AI in Fashion Size & Fit
Online fashion shopping has been increasingly attracting customers at an unprecedented rate, yet choosing the right size and fit remains a major challenge. The absence of the sensory feedback leads to uncertainties in the buying decision and the hurdle of returning items that don't fit well. This causes frustration on the customer side and a large ecological and economical footprint on the business side. Recent research work on determining the right size and fit for customers is still in its infancy and remains very challenging. In this talk, we will navigate through the complex size & fit problem space and focus on how intelligent size and fit recommendation systems and machine learning solutions leverage different data sources to address this challenging problem.
Key takeaways 1) Fashion size and fit is a complex multifaceted problem that entails items and customers challenges. 2) Tackling this problem has a huge potential on both customers' experience and the environment. 3) How to employ different data sources and machine learning solutions to provide customers with size information and advice in various forms.

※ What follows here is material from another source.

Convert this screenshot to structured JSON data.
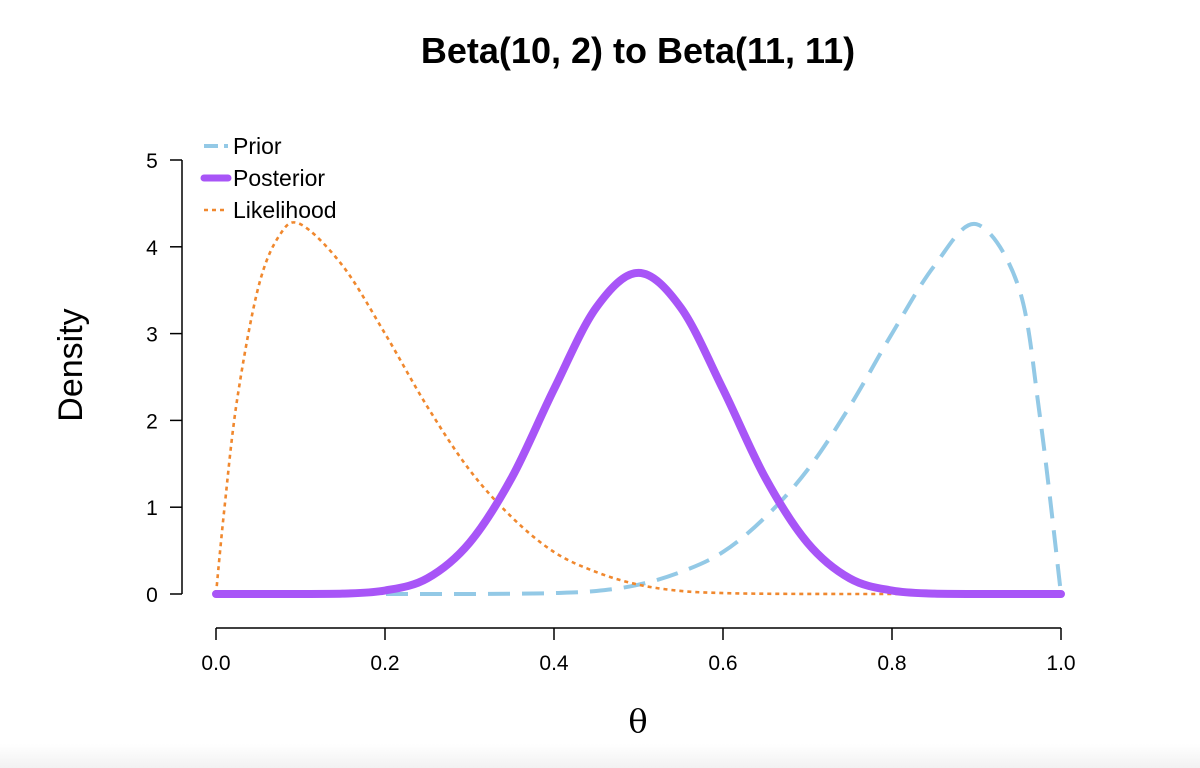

Nour is a senior applied scientist at Zalando focused on computer vision and machine learning-driven solutions to tackle the complex challenge of delivering size and fit advice to millions of customers. In parallel, she's on the organizing committee of Zalando Data Science Community (DSC) and Zalando Women in Tech Employee Resource Group (ZWT ERG). Outside of Zalando, Nour is co-organizing Women in Computer Vision (WiCV) workshop at the CVPR conference aiming to raise the visibility of female researchers and sharing experiences between students and professionals. She completed a Master degree in Computer Science from Saarland University - Max Planck Institute for Informatics. In her free time, she enjoys walking in nature, video games, and cooking.